Saturday, January 25

My Daughter Keeps Our Hammer

The Flea Theater, 41 White Street btwn Church and Broadway

7 p.m., $15-$25

Follows two estranged sisters, one needy mother and one intolerable sheep. Stuck in a forgotten prairie town, clashing sisters Sarah and Hannah unite when they attempt to housebreak mom's beloved sheep, Vicky, the lone survivor of the family's former flock. But family secrets make bad shepherds. And the sisters must choose: reconcile their past or sacrifice their future. Runs January 25 ?to February 15, Wednesday through Sunday at 7 p.m.

212-352-3101; theflea.org

Manhattan Memorials

Municipal Art Society, TBA after ticket purchase

11 a.m., $20+

On this tour with art historian Sylvia Laudien-Meo, we will visit several of New York City's memorials: 9/11 (Reflecting Absence), Eleven Tears (the AmEx 9/11 memorial), the Irish Hunger Memorial and Andy Goldsworthy's Garden of Stones. Other memorials, like the African Burial Ground and the Vietnam Memorial will be included in the discussion through images: what is the importance of memorials for our city? What needs do they fulfill? Which designs work best? How does their role change with time? Please note that the price of this tour includes admission to the 9/11 Memorial.

mas.org/tours

Monday, January 27

Miracolo

15 Gramercy Park South

2 p.m.

Set in Italy in 1895, deals with a subject still relevant today - healthcare. If you got really sick who would you trust? The new musical is about two people trying to heal an ailing tycoon, using opposing methods. A surgeon (Roberto) and a miracle healer (Apollonia) fall deeply in love but the forces of big medicine interfere and all hell breaks loose at this heavenly spa. It'll take a miracle to get these lovers back together. But then it's Italy, where amore conquers all. RSVP only.

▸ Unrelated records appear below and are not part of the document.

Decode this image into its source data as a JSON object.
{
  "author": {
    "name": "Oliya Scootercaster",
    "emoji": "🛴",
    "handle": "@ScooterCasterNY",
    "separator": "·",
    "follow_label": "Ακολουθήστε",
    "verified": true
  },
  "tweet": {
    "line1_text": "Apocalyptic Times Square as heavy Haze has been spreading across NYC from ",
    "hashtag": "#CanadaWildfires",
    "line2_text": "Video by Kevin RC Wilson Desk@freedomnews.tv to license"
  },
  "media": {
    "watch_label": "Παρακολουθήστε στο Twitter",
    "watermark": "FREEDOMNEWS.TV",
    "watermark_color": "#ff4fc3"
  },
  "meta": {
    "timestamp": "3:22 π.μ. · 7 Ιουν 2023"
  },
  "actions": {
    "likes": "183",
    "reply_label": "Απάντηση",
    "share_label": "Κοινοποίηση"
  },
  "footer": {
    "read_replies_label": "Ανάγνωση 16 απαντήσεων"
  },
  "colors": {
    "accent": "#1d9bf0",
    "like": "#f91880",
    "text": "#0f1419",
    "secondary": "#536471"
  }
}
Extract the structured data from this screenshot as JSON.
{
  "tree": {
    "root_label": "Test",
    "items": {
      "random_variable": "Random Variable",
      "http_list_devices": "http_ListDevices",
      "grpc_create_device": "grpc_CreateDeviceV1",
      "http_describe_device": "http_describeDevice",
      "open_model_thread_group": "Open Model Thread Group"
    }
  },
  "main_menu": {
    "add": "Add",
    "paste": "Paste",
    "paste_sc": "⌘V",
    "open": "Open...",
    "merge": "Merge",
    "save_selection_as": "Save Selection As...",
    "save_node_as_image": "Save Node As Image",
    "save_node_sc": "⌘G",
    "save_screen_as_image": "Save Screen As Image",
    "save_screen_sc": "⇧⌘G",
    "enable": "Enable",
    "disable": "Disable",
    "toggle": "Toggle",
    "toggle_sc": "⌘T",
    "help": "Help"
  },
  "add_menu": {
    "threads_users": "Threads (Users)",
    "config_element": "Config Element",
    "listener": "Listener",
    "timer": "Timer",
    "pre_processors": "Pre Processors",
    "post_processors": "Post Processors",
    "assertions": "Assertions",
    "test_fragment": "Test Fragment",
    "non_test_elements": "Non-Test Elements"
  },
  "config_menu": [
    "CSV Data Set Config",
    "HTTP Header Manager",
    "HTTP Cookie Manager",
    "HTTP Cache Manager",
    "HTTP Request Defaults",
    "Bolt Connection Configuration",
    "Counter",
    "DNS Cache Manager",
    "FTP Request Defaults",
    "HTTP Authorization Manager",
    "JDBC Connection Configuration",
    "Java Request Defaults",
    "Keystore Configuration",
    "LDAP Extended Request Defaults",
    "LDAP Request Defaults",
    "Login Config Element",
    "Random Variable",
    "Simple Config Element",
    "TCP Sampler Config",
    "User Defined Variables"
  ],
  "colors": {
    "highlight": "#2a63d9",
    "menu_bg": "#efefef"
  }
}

212-724-5282; miracolothemusical.com Tuesday, January 28 Ingrid Dee Magidson's Exhibit Gallery

Unix Gallery, 532 W 24th St

10-6 p.m., Free

In her three-dimensional, enigmatic portraits of kings,queens, nobility, and courtiers from centuries past, Ingrid Dee Magidson brings back to life her subjects and re-imagines these individuals to immortalize them in time. Runs through March 4.

unixgallery.com

ESSAM in Conversation with Svetlana Mintcheva

133/141 West 21st Street, Room 101C

6:30 p.m., Free

New York-based street artist ESSAM (a.k.a. Essam Attia, BFA 2011 Photography) and Svetlana Mintcheva, founding director of the Arts Advocacy Project at the National Coalition Against Censorship, talk about art in the street as distinct from art in a museum, regulations of public space and the relationship between an artist's mission and the constraints of the law. Presented by the BFA Visual & Critical Studies Department.

freeessam.com; ncac.org

Brad Smith

136 West 21st Street, Room 418F

7 p.m., Free

Brad Smith, director of photography for Sports Illustrated and the former senior sports photography editor at The New York Times, discusses the editor's craft, trends in sports photography and how photographers find work at magazines. His talk is part of the i3: Images, Ideas, Inspiration lecture series, which features presentations by digital photographers, hardware and software developers and industry experts. Presented by the MPS Digital Photography Department.

sva.edu

Wednesday, January 29th

David Krakauer's The Big Picture

Museum of Jewish Heritage, 36 Battery Place

7:30 p.m., Free

Krakauer's sextet, a new constellation of musicians, meticulously chosen to display their virtuosity and poetrywith these stimulating new arrangements and interpretations of familiar movie soundtracks by classic film music composers - among them, Marvin Hamlisch, Wojciech Kilar, Vangelis, Sergei Prokofiev, Ralph Burns, Jerry Bock, John Kander & Fred Ebb.

mjhnyc.org

Mark Tribe

136 West 21st Street, Room 418F

7 p.m., Free

A lecture by artist, writer and MFA Fine Arts Chair Mark Tribe. Presented by the MFA Fine Arts Department.

marktribe.net

Thursday, January 30

Spiritual Sounds

Town and Village Synaogue, 334 East 14th St (between 1st and 2nd Ave)

7:30 p.m., Free

Evening of Interfaith Recitation and Music with clergy, leaders & choirs from East Village Faith Communities.